で、今日(というか、ついさっき)、「純情パイン×少年エスパーねじめ」を求めコンビにを4軒周ってきたのだがどこにも置いてなかった。売り切れたから置いてないのか、そもそも入荷しなかったのか、どちらなのだろうか。残念ながら後者の可能性のほうが高いだろうな。どうしてもこの機会に手に入れたいのだが…。

4件目のコンビニで諦め、なんとなく「ジャンプスクエア」を立ち読みしてみると、鳥山明と桂正和のコラボレーション漫画が掲載されていた。「これは読まなければ」と思ったのだが、原作:鳥山明、漫画:桂正和に萎える。逆じゃないと意味が無いよ。「さちえちゃんグー!!」は鳥山明っぽい漫画だったけど、特別な印象は残らなかった。それよりも鳥山明と桂正和の対談の方が数倍面白かった。
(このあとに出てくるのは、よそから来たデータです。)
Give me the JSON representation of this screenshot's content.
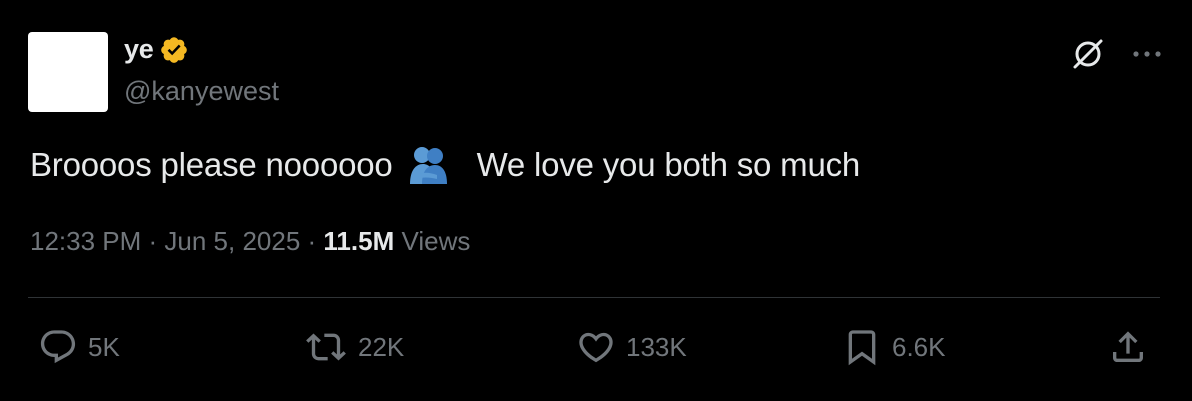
{
  "author": {
    "display_name": "ye",
    "handle": "@kanyewest",
    "verified": true,
    "verified_color": "#f4b822"
  },
  "header_actions": {
    "grok_icon": "grok-icon",
    "more_icon": "more-dots-icon"
  },
  "tweet": {
    "text_part1": "Broooos please noooooo",
    "emoji": "people-hugging-emoji",
    "text_part2": "We love you both so much"
  },
  "meta": {
    "time": "12:33 PM",
    "separator1": " · ",
    "date": "Jun 5, 2025",
    "separator2": " · ",
    "views_count": "11.5M",
    "views_label": " Views"
  },
  "actions": {
    "replies": "5K",
    "reposts": "22K",
    "likes": "133K",
    "bookmarks": "6.6K"
  },
  "colors": {
    "background": "#000000",
    "primary_text": "#e7e9ea",
    "secondary_text": "#71767b",
    "divider": "#2f3336"
  }
}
「人間味を出したくない」「感動話にしたくない」「同情されるような設定は排除したい」など、いわゆるお涙頂戴的なのは大嫌いと鳥山明は言い、すぐに同情される方向に走ろうとする桂正和を批判するさまは読む価値アリ。桂正和といえば冨樫に対して「漫画家の風上にも置けない奴だ!」と批判したらしいが、今回の対談を読む限り、鳥山明もどちらかといえば冨樫寄りな気がした。安易な感動話が嫌いな所や「漫画は描けないけどネームだったらいくらでも描ける」というようなファンに対する肩透かしな発言やらも含めて。